Hmmm, make this related to photography somehow... my photos are all on the drive, and without the PC I won't be able to look at my digital photos! :)

Citizensmith
2nd of March 2005 (Wed), 21:07
I know the older versions didn't work with USB devices, but I believe the latest may. Why not just take the drive out of its housing and add it in to the computer, then replace it once you are done ghosting?

tim
2nd of March 2005 (Wed), 21:10
It's a laptop hard disk, and my PC is a desknote that won't accept more than one disk. Thanks for the thoughts CS.

I found a solution: you use BartPE to create a bootable windows installation, including ghost (which you have to supply).
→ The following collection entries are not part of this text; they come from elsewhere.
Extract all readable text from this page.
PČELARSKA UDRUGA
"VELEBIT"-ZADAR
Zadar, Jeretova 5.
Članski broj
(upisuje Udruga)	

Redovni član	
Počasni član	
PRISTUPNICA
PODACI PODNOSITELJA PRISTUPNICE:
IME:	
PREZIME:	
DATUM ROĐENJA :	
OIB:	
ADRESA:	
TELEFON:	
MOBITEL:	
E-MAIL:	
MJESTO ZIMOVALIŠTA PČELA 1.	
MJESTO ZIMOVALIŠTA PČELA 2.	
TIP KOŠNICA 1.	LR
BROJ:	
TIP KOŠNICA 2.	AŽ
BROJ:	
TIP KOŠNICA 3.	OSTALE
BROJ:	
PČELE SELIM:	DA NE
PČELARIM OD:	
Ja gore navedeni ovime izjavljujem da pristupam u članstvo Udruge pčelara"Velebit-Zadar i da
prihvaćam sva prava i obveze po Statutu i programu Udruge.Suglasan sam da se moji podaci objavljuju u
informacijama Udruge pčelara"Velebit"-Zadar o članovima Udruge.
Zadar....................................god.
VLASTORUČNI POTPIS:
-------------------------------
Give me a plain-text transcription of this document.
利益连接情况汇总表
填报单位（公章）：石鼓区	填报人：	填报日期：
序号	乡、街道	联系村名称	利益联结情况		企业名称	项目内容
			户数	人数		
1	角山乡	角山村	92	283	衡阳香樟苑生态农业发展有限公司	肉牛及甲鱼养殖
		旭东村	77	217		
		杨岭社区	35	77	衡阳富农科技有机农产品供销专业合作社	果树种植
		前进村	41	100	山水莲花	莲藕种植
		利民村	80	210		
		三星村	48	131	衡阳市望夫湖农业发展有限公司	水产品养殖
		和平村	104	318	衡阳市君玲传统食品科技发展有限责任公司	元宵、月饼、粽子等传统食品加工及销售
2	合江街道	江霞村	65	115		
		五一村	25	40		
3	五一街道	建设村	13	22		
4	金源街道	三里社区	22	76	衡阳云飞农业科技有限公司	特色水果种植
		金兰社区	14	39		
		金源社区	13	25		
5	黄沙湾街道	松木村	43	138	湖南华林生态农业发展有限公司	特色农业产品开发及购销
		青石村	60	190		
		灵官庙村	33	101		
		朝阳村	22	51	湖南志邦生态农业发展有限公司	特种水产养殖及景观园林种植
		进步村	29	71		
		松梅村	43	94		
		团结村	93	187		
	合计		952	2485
It can access any type of drive windows can, so you run ghost in there and throw your data onto the new hard disk. Easy when someone tells you eh? :)

Citizensmith
3rd of March 2005 (Thu), 10:13
Is a desknote a laptop? If its a desktop you could just replace the IDE cable with a two position one, or unplug your optical drive. Also, you can get laptop-IDE to desktop-IDE converters for very little money. $5 in the US, so if you can find a computer store large enough to sell such a thing it could also save you.

May be cheaper than the software solution unless you already own the required software.

Jon
3rd of March 2005 (Thu), 11:25
I use EZ-Gig for direct drive-drive transfers when upgrading my HDD. It's been working fine for years, and will now create backup images as well. It supports USB, PC Card and FireWire external drive connections (with appropriate hardware).

tim
3rd of March 2005 (Thu), 14:34
A desknote is a large laptop, made partly with laptop components, and partly with desktop components. It looks like a large laptop from the outside. It's custom made, and things fit together well, so there's really no spare room in it at all. Details here (http://www.acer.co.nz/acer/akc/acernz.nsf/Page/Products_and_TechnologyDesknote_PCs?open&current=15.4&).

I already own all the software, so i'll stick with it. I don't want to have to bother buying more hardware right now. Once dual core Athlon 64 chips are released i'll sell this and get one of those, with lots of ram, fast hard drives, a good video card for photoshop, and a nice, color accurate 19 inch LCD.